How life and love can push us forward and hold us back is at the heart of this tragi-comic drama set in a Cromer cafe.

Time and Tide tells the story of teenager Nemo (Josh Barrow), who is set to leave for London to study drama and his best friend Daz (Ismel Bridgeman), who is less keen on the idea.

Mixed in are the dilemmas facing May (Erin Geraghty) – owner of the cafe they both work in – and her bread supplier Ken (Paul Lavers), whether to flee or fight the onslaught of chain operators.

James McDermott’s script is inspired by some of his own experiences working in a cafe in Holt, although we can only hope for the sake of his customers there was better food hygiene in the real-life version.

A young man stands behind a cafe counter on the set of the play Time and Tide
Josh Barrow as Nemo in Time and Tide. Photo: Sarah Rigby.

The stories of gamble, risk and regret that swirl around the set are well told though, and we quickly find ourselves sympathising with the characters and hoping for happy resolutions.

The script is also peppered with some great jokes, both verbal and physical, and multi-layered metaphor that mostly manages to show its hand without slapping us about the face.

Barrow’s performance is the centre of this tight-knit show. I worried at first that we would be getting a rather cliched gay teen, but we get more nuance and depth as the play settles down. There is less subtlety from Bridgeman, but partly because the script gives him less to work with.
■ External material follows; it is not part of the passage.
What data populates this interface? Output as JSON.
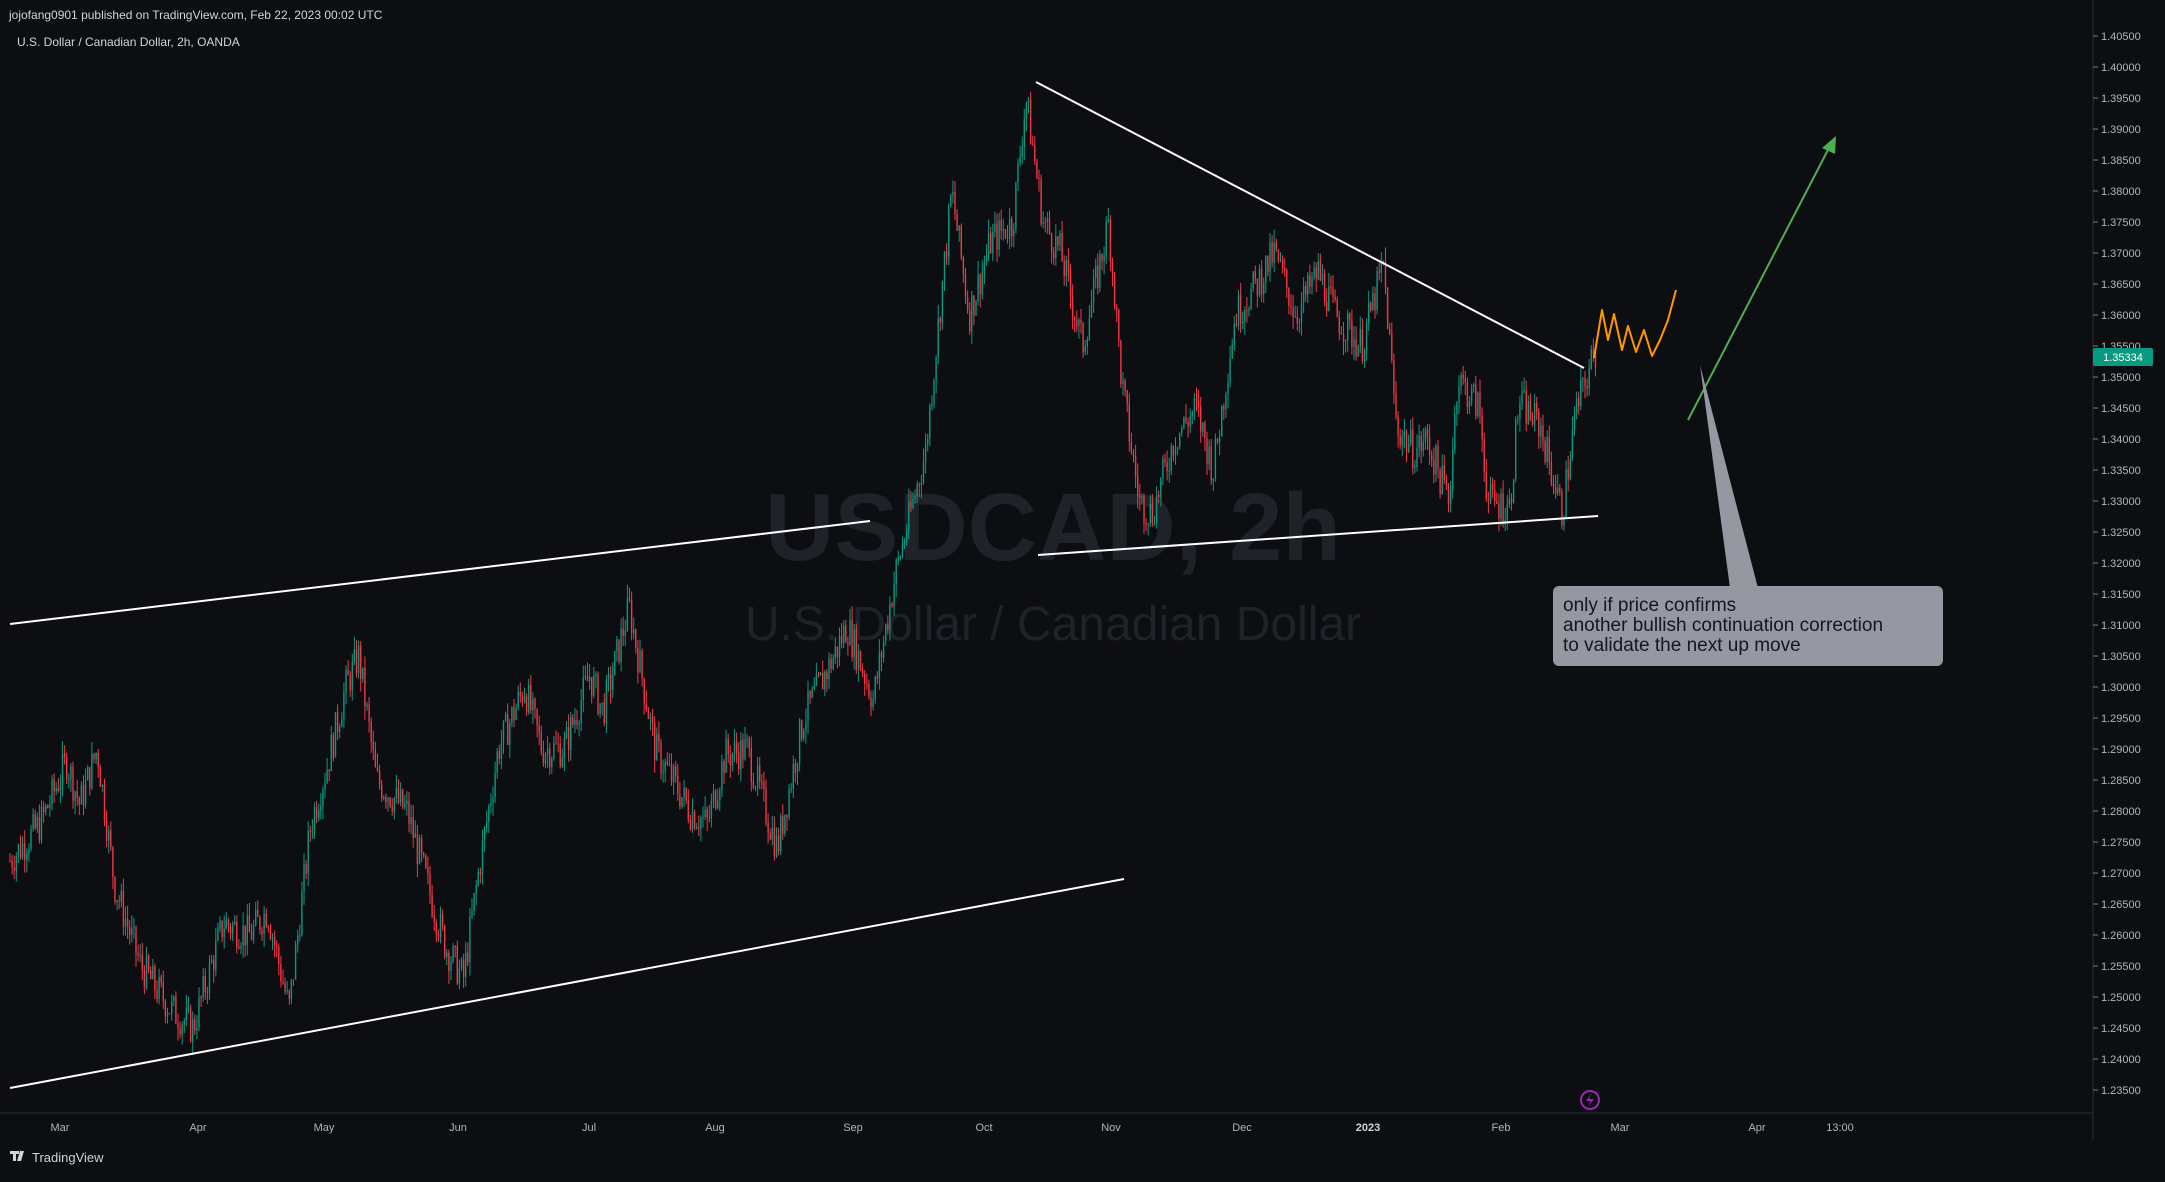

Geraghty is warm and engaging as proxy parent May, though her Norfolk accent does wander a little. No such issue for Lavers (still fondly remembered locally for his time as Anglia TV’s Mr Midnight) who reminds of his stage pedigree with a light and charming comic performance.

Three people stand in a cafe set for the play Time and Tide
May (Erin Geraghty), Daz (Ishmel Bridgerman), and Ken (Paul Lavers) in Time and Tide. Photo: Sarah Rigby.

Director Rob Ellis keeps things pacey, with good use made of Caitlin Abbott’s compact set.

It’s an engaging and emotional tale, and one we can all empathise with: the high and low tides of love and desire, and whether or not to dip our toes in the water – unsure if we’ll sink or swim.

  • Time and Tide is on tour across East Anglia: Mercury Colchester, October 1; Theatre Royal Bury St Edmunds, October 4-5; The Seagull, Lowestoft, October 6; Sheringham Little Theatre, October 7-8; Wells Maltings, October 10; The Corn Hall, Diss, October 11; St Georges Theatre, Great Yarmouth, October 12; The Carnegie, Thetford, October 13; Fisher Theatre, Bungay, October 14; Norwich Theatre Stage Two, October 18-23.